Our second reality check concerns the fact that Western Europe was not plague's only victim/beneficiary. Expansionism also surged in Eastern Europe and Islam from 1350. Ottomans and Russians adopted guns with alacrity. Russians lacked large sailing ships until the late seventeenth century, but they did have gunboats. Unlike their Muslim neighbours Cossacks, the key Russian crew, were boatmen as well as horsemen. On the Black and Caspian Seas, and on Siberian rivers, Cossack boats carried 50 men and two or three small cannon, and in Siberia they faced opponents without firearms, some of whom were also vulnerable to new diseases. The Russian grip on Siberia, which comprises 40% of Asia's landmass, was initially light, though profitable in terms of furs, but like the Americas, it eventually became an important region of Neo-European settlement.

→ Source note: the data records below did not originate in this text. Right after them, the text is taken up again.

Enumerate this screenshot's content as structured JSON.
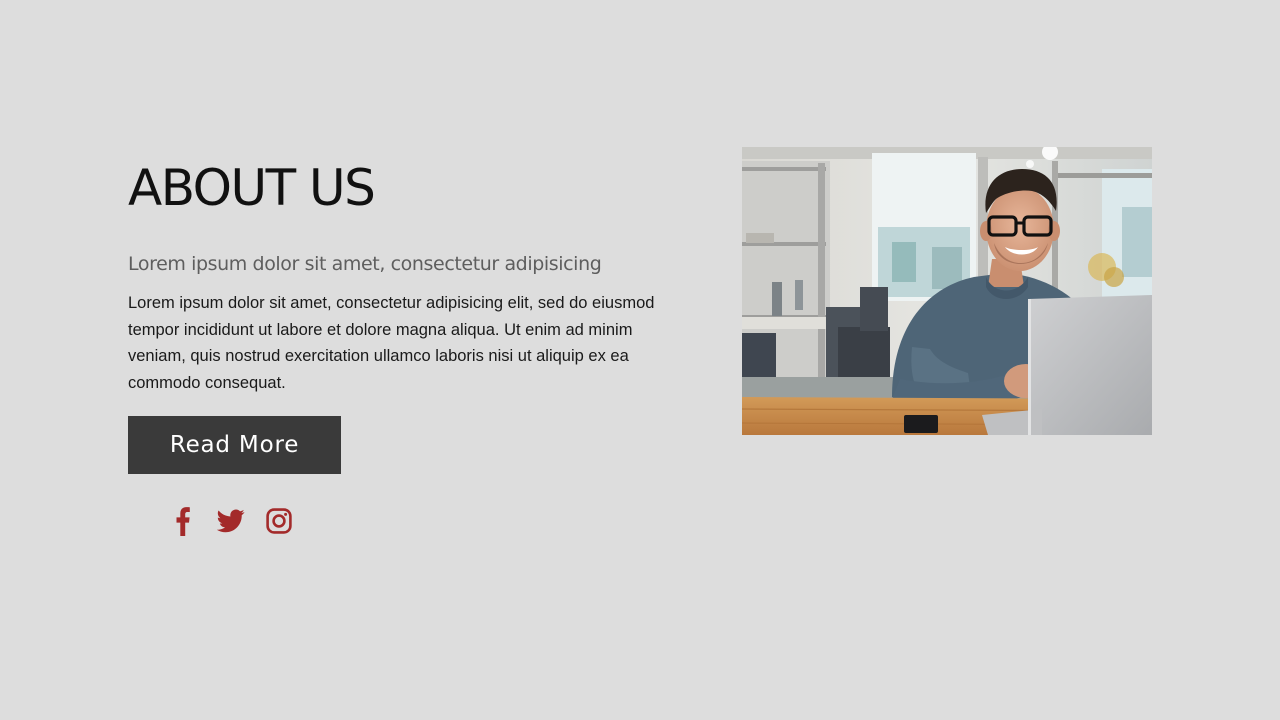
{
  "about": {
    "title": "ABOUT US",
    "subtitle": "Lorem ipsum dolor sit amet, consectetur adipisicing",
    "body": "Lorem ipsum dolor sit amet, consectetur adipisicing elit, sed do eiusmod tempor incididunt ut labore et dolore magna aliqua. Ut enim ad minim veniam, quis nostrud exercitation ullamco laboris nisi ut aliquip ex ea commodo consequat.",
    "button_label": "Read More"
  },
  "social": {
    "icons": [
      "facebook-icon",
      "twitter-icon",
      "instagram-icon"
    ],
    "color": "#a32a2a"
  },
  "photo": {
    "subject": "smiling man with glasses at laptop in office"
  },
  "colors": {
    "background": "#dddddd",
    "button_bg": "#3a3a3a",
    "button_text": "#ffffff",
    "accent": "#a32a2a"
  }
}
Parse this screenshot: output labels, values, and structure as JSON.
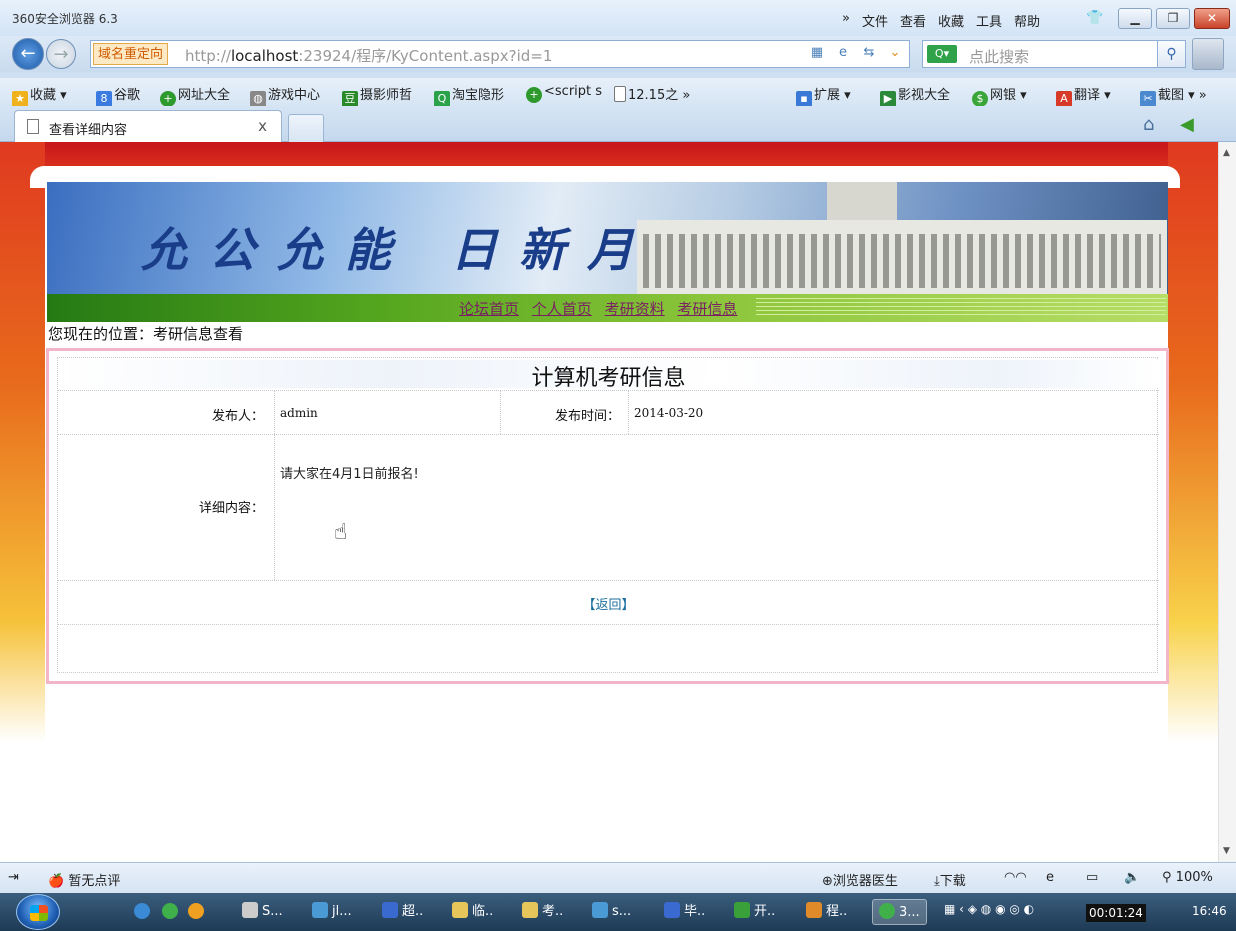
{
  "window": {
    "title": "360安全浏览器 6.3",
    "menus": [
      "»",
      "文件",
      "查看",
      "收藏",
      "工具",
      "帮助"
    ]
  },
  "address": {
    "redirect_tag": "域名重定向",
    "url_prefix": "http://",
    "url_host": "localhost",
    "url_rest": ":23924/程序/KyContent.aspx?id=1"
  },
  "search": {
    "placeholder": "点此搜索"
  },
  "bookmarks": [
    {
      "label": "收藏 ▾",
      "icon": "star-icon"
    },
    {
      "label": "谷歌",
      "icon": "google-icon"
    },
    {
      "label": "网址大全",
      "icon": "plus-circle-icon"
    },
    {
      "label": "游戏中心",
      "icon": "gamepad-icon"
    },
    {
      "label": "摄影师哲",
      "icon": "douban-icon"
    },
    {
      "label": "淘宝隐形",
      "icon": "search-icon"
    },
    {
      "label": "<script s",
      "icon": "plus-circle-icon"
    },
    {
      "label": "12.15之 »",
      "icon": "doc-icon"
    },
    {
      "label": "扩展 ▾",
      "icon": "grid-icon"
    },
    {
      "label": "影视大全",
      "icon": "play-icon"
    },
    {
      "label": "网银 ▾",
      "icon": "bank-icon"
    },
    {
      "label": "翻译 ▾",
      "icon": "translate-icon"
    },
    {
      "label": "截图 ▾ »",
      "icon": "screenshot-icon"
    }
  ],
  "tab": {
    "label": "查看详细内容",
    "close": "x"
  },
  "page": {
    "slogan": "允公允能 日新月异",
    "nav_links": [
      "论坛首页",
      "个人首页",
      "考研资料",
      "考研信息"
    ],
    "breadcrumb": "您现在的位置：考研信息查看",
    "detail_title": "计算机考研信息",
    "publisher_label": "发布人：",
    "publisher_value": "admin",
    "time_label": "发布时间：",
    "time_value": "2014-03-20",
    "content_label": "详细内容：",
    "content_value": "请大家在4月1日前报名!",
    "return_link": "【返回】"
  },
  "statusbar": {
    "comment": "暂无点评",
    "doctor": "浏览器医生",
    "download": "下载",
    "zoom": "100%"
  },
  "taskbar": {
    "tasks": [
      "S...",
      "jl...",
      "超..",
      "临..",
      "考..",
      "s...",
      "毕..",
      "开..",
      "程..",
      "3..."
    ],
    "timer": "00:01:24",
    "clock": "16:46"
  },
  "colors": {
    "nav_link": "#7a1f63",
    "panel_border": "#f2b6c8",
    "return_link": "#1b6e9e"
  }
}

Ottoman also lacked galleons, in their case until the late 18th century, but their forts too were hard to take, their 'man powering' skills exceptional, and their slave trade massive — involving millions of Europeans as well as black Africans. Their guns and gun galleys were as good as any. `Portugal and the Ottoman Empire led the world in cannon technology at the beginning of the sixteenth century.' Ottoman expansion penetrated sub-Saharan Africa and the Indian Ocean, as well as acquiring a large chunk of Europe. Mughal, Moroccan, and Omani long-range conquests could also be included in this `Early Modern Islamic Expansion', mirroring that of Europe. For the period 1400-1700, what we have is not West European expansion, but West Eurasian expansion. Is it coincidence that this was the time, and the sub-global world, in which the Black Death and its after-strikes took place?